I am currently working with prolog and want to multiply two lists together but in a certian way. For example:

[1,2,3] and [4,5,6] are my two lists.

I want to preform the following actions:

(1*4)+(2*5)+(3*6) = 32

Such that the first element of each list is multiplied to each other then added with the second elements multiplied together etc.
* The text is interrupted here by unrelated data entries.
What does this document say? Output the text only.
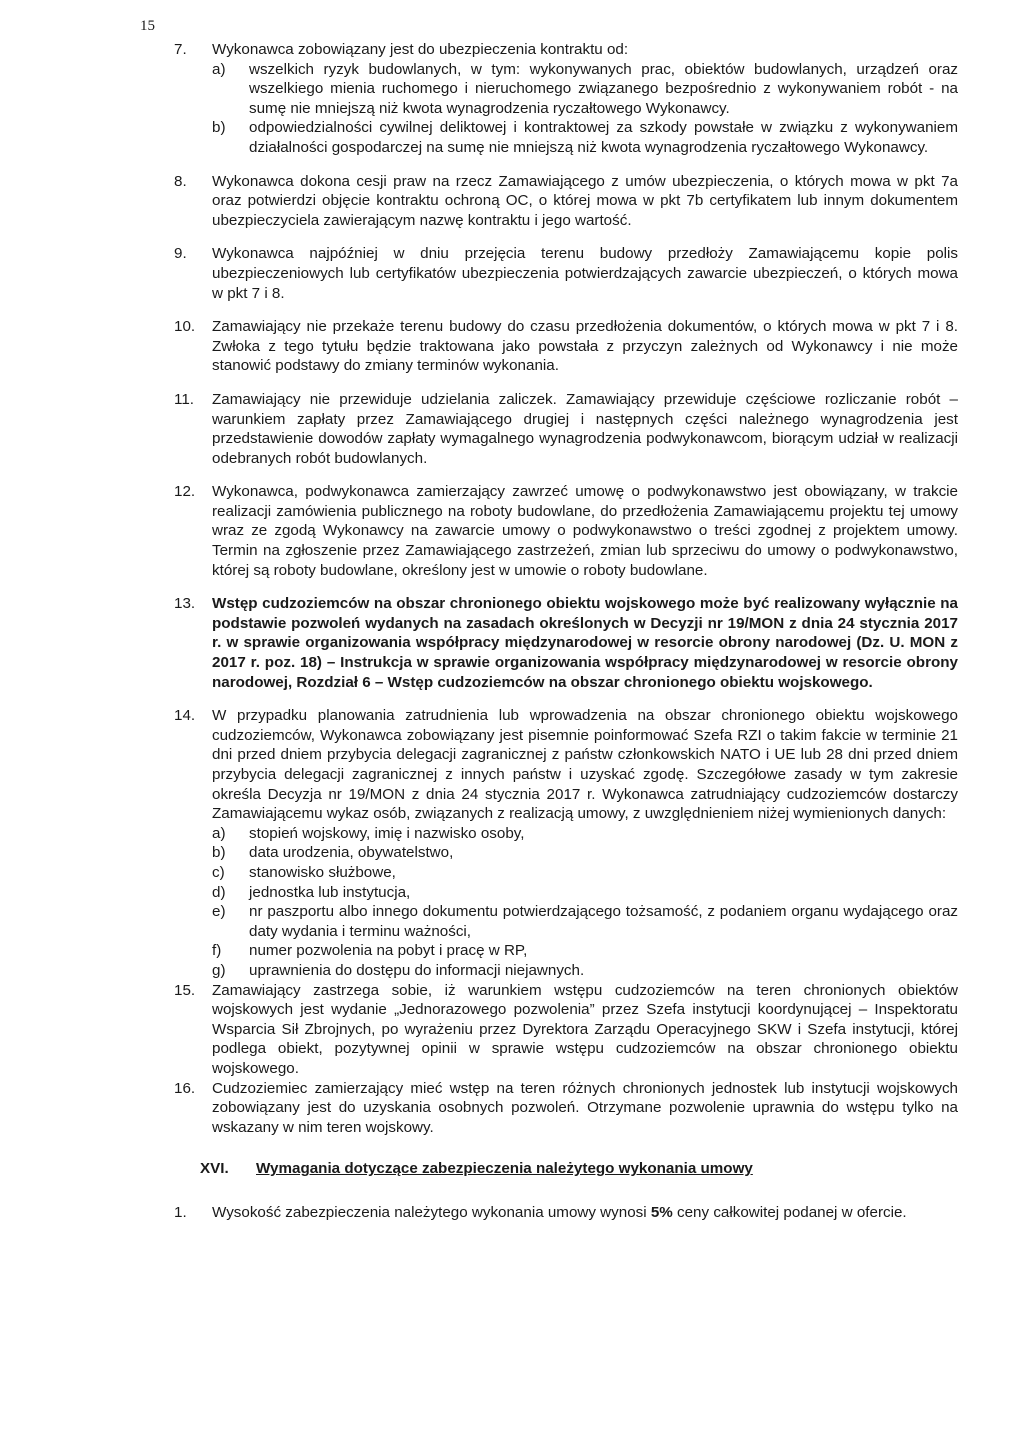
15
7.	Wykonawca zobowiązany jest do ubezpieczenia kontraktu od:
a)	wszelkich ryzyk budowlanych, w tym: wykonywanych prac, obiektów budowlanych, urządzeń oraz wszelkiego mienia ruchomego i nieruchomego związanego bezpośrednio z wykonywaniem robót - na sumę nie mniejszą niż kwota wynagrodzenia ryczałtowego Wykonawcy.
b)	odpowiedzialności cywilnej deliktowej i kontraktowej za szkody powstałe w związku z wykonywaniem działalności gospodarczej na sumę nie mniejszą niż kwota wynagrodzenia ryczałtowego Wykonawcy.
8.	Wykonawca dokona cesji praw na rzecz Zamawiającego z umów ubezpieczenia, o których mowa w pkt 7a oraz potwierdzi objęcie kontraktu ochroną OC, o której mowa w pkt 7b certyfikatem lub innym dokumentem ubezpieczyciela zawierającym nazwę kontraktu i jego wartość.
9.	Wykonawca najpóźniej w dniu przejęcia terenu budowy przedłoży Zamawiającemu kopie polis ubezpieczeniowych lub certyfikatów ubezpieczenia potwierdzających zawarcie ubezpieczeń, o których mowa w pkt 7 i 8.
10.	Zamawiający nie przekaże terenu budowy do czasu przedłożenia dokumentów, o których mowa w pkt 7 i 8. Zwłoka z tego tytułu będzie traktowana jako powstała z przyczyn zależnych od Wykonawcy i nie może stanowić podstawy do zmiany terminów wykonania.
11.	Zamawiający nie przewiduje udzielania zaliczek. Zamawiający przewiduje częściowe rozliczanie robót – warunkiem zapłaty przez Zamawiającego drugiej i następnych części należnego wynagrodzenia jest przedstawienie dowodów zapłaty wymagalnego wynagrodzenia podwykonawcom, biorącym udział w realizacji odebranych robót budowlanych.
12.	Wykonawca, podwykonawca zamierzający zawrzeć umowę o podwykonawstwo jest obowiązany, w trakcie realizacji zamówienia publicznego na roboty budowlane, do przedłożenia Zamawiającemu projektu tej umowy wraz ze zgodą Wykonawcy na zawarcie umowy o podwykonawstwo o treści zgodnej z projektem umowy. Termin na zgłoszenie przez Zamawiającego zastrzeżeń, zmian lub sprzeciwu do umowy o podwykonawstwo, której są roboty budowlane, określony jest w umowie o roboty budowlane.
13.	Wstęp cudzoziemców na obszar chronionego obiektu wojskowego może być realizowany wyłącznie na podstawie pozwoleń wydanych na zasadach określonych w Decyzji nr 19/MON z dnia 24 stycznia 2017 r. w sprawie organizowania współpracy międzynarodowej w resorcie obrony narodowej (Dz. U. MON z 2017 r. poz. 18) – Instrukcja w sprawie organizowania współpracy międzynarodowej w resorcie obrony narodowej, Rozdział 6 – Wstęp cudzoziemców na obszar chronionego obiektu wojskowego.
14.	W przypadku planowania zatrudnienia lub wprowadzenia na obszar chronionego obiektu wojskowego cudzoziemców, Wykonawca zobowiązany jest pisemnie poinformować Szefa RZI o takim fakcie w terminie 21 dni przed dniem przybycia delegacji zagranicznej z państw członkowskich NATO i UE lub 28 dni przed dniem przybycia delegacji zagranicznej z innych państw i uzyskać zgodę. Szczegółowe zasady w tym zakresie określa Decyzja nr 19/MON z dnia 24 stycznia 2017 r. Wykonawca zatrudniający cudzoziemców dostarczy Zamawiającemu wykaz osób, związanych z realizacją umowy, z uwzględnieniem niżej wymienionych danych:
a)	stopień wojskowy, imię i nazwisko osoby,
b)	data urodzenia, obywatelstwo,
c)	stanowisko służbowe,
d)	jednostka lub instytucja,
e)	nr paszportu albo innego dokumentu potwierdzającego tożsamość, z podaniem organu wydającego oraz daty wydania i terminu ważności,
f)	numer pozwolenia na pobyt i pracę w RP,
g)	uprawnienia do dostępu do informacji niejawnych.
15.	Zamawiający zastrzega sobie, iż warunkiem wstępu cudzoziemców na teren chronionych obiektów wojskowych jest wydanie „Jednorazowego pozwolenia” przez Szefa instytucji koordynującej – Inspektoratu Wsparcia Sił Zbrojnych, po wyrażeniu przez Dyrektora Zarządu Operacyjnego SKW i Szefa instytucji, której podlega obiekt, pozytywnej opinii w sprawie wstępu cudzoziemców na obszar chronionego obiektu wojskowego.
16.	Cudzoziemiec zamierzający mieć wstęp na teren różnych chronionych jednostek lub instytucji wojskowych zobowiązany jest do uzyskania osobnych pozwoleń. Otrzymane pozwolenie uprawnia do wstępu tylko na wskazany w nim teren wojskowy.
XVI.	Wymagania dotyczące zabezpieczenia należytego wykonania umowy
1.	Wysokość zabezpieczenia należytego wykonania umowy wynosi 5% ceny całkowitej podanej w ofercie.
Is this possible to go in Prolog?

I know in other languages you can do a recursive function with takes the head of the list and the tail (the rest of the entries). This allows for a simple multiplication but I do not think that is possible in prolog?

Using built-ins:

mult(X, Y, Z) :- Z is X * Y.

sum_prod(A, B, SumProd) :-
    maplist(mult, A, B, Prods),
    sumlist(Prods, SumProd).   % In GNU Prolog this is sum_list

Using simple recursion:

sum_prod([A|As], [B|Bs], SumProd) :-
    sum_prod(As, Bs, SP),
    SumProd is SP + A*B.
sum_prod([], [], 0).

Using tail recursion:

sum_prod(A, B, SumProd) :-
    sum_prod(A, B, 0, SumProd).
sum_prod([A|As], [B|Bs], Acc, SumProd) :-
    Acc1 is Acc + A*B,
    sum_prod(As, Bs, Acc1, SumProd).
sum_prod([], [], Acc, Acc).

If all items of your lists are integers and your Prolog implementation offers clpfd, you can simply use the clpfd built-in predicate scalar_product/4, like this:

?- scalar_product([1,2,3],[4,5,6],#=,Product).
Product = 32.

Edit: You may also be interested in the related question "Prolog: Multiplying 2 lists with 1 of them not instantiated?", particularly in this answer.

as an alternative to 'hand coded' loops, using library(aggregate) and nth1/3:

sum_prod(A,B,S) :-
    aggregate(sum(M), I^X^Y^(nth1(I,A,X), nth1(I,B,Y), M is X*Y), S).